Nestes quase nove anos de espera nasceu a Associação dos Familiares de Vítimas e Sobreviventes da Tragédia de Santa Maria (AVTSM), que tem enfrentado uma luta árdua por justiça. Em 2013, 28 pessoas foram apontadas pelo inquérito policial como responsáveis pela tragédia, mas só quatro acabaram denunciadas pelo Ministério Público por homicídios com dolo eventual, qualificado por fogo, asfixia e torpeza. Entre os que escaparam da denúncia estão o então prefeito da cidade, Cezar Schirmer, e o comandante do 4º Comando Regional de Bombeiros de Santa Maria, tenente-coronel Moisés Fuchs, além de outros poderosos, que permitiram à Kiss funcionar de maneira irregular. Houve toda uma cadeia de irresponsabilidades que levou à tragédia e que acabou deixada de lado na evolução do inquérito. Para o diretor-executivo da AVTSM, Paulo Carvalho, pai de Rafael Carvalho, que faleceu na boate aos 32 anos, isso não exclui qualquer responsabilidade dos quatro réus, que devem ser julgados com severidade, mas é uma questão que não pode ser negligenciada. A AVTSM está entrando com ação na Corte Interamericana para que os demais indiciados sejam responsabilizados. “É preciso dar um basta à impunidade”, diz. “E esse ‘basta’ é dado quando aquele que comete crime é punido. E cria o receio para que outros gananciosos e irresponsáveis não cometam os mesmos crimes.”
A médica veterinária Luiza Mathias, uma das sobreviventes da tragédia, tinha 19 anos na época e estava terminando o primeiro ano de faculdade. “A festa que teve na Kiss naquela noite era da nossa turma, da minha turma da veterinária, junto com pessoas de outros cursos”, lembra. Ela estava próxima ao palco com amigos quando o incêndio começou, viu tentarem usar o extintor, que não funcionava, e relatou tentativas de apagar o fogo com água. Luiza perdeu amigos na tragédia e precisou fazer tratamento psiquiátrico e psicológico para superar os traumas e a depressão. Sobre o julgamento ela diz que espera que “os culpados sejam responsabilizados”. “A gente não quer vingança. Essa dor vai continuar o resto da vida. Tem culpados que estão livres, tem culpados que não vão ser julgados, né? Então pra mim isso já começou errado”, diz.

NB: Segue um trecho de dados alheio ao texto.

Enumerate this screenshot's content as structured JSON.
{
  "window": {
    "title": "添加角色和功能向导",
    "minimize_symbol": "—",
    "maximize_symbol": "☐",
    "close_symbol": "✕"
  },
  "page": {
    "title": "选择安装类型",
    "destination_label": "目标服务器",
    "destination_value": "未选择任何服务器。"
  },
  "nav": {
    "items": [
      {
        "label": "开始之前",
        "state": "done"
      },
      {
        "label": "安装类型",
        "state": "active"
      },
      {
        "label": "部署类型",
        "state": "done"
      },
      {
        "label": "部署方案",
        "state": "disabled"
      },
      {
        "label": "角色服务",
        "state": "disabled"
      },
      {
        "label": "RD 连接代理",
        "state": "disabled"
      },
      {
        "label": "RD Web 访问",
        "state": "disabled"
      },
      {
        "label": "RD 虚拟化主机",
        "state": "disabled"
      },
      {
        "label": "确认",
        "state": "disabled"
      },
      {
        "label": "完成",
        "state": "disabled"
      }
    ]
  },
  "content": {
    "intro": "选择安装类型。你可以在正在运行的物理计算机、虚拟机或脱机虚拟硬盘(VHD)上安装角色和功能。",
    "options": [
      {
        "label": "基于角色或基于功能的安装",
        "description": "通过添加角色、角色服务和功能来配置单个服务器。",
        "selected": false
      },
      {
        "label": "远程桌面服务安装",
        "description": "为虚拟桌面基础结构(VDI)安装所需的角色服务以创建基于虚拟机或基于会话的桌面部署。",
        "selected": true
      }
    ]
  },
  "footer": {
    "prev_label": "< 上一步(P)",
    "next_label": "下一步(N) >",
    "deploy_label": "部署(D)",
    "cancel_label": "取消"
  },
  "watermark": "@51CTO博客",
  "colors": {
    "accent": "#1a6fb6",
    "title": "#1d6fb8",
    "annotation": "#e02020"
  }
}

Outro sobrevivente da tragédia, Ezequiel Real, conhecido por ser um dos “heróis da marreta”, rapazes que quebraram as paredes da antiga boate para socorrer mais vítimas, afirma não ter sentimento de ódio por ninguém, mas que a justiça precisa chegar para todos. Uma das sobreviventes da tragédia que está em Porto Alegre acompanhando o julgamento é Cristiane Clavé, que até hoje enfrenta sequelas pulmonares por causa do incêndio. “Está tudo muito tenso e difícil. A aproximação desse júri reviveu a dor com mais intensidade”, afirma. “O apoio dos meus filhos e do meu marido é o que me segura. Não posso reclamar, pois não tenho marcas externas, mas não posso rir com meus filhos porque começo a tossir e tenho falta de ar. Isso não vai mudar. Nem com tratamento, nem com condenação.”

Segundo o advogado da AVTSM, Pedro Barcelos, a responsabilidade criminal dos quatro réus está bem caracterizada. “Deixamos claro que a boate estava lotada, não tinha extintores funcionando e que foi permitido o uso de fogos”, afirma. “Durante o julgamento vamos demonstrar que as práticas dos acusados se enquadram no dolo eventual.” Já para o advogado de Mauro Hoffmann, Mário Cipriano, “a acusação não se sustenta”. “Foi um arranjo criado pelo Ministério Público, que fiscalizou a boate e autorizou seu funcionamento, assim como os bombeiros e a Prefeitura”, diz. “O objetivo foi tirar a responsabilidade de si próprio e dos demais órgãos públicos.” Em breve veremos se alguma justiça será feita.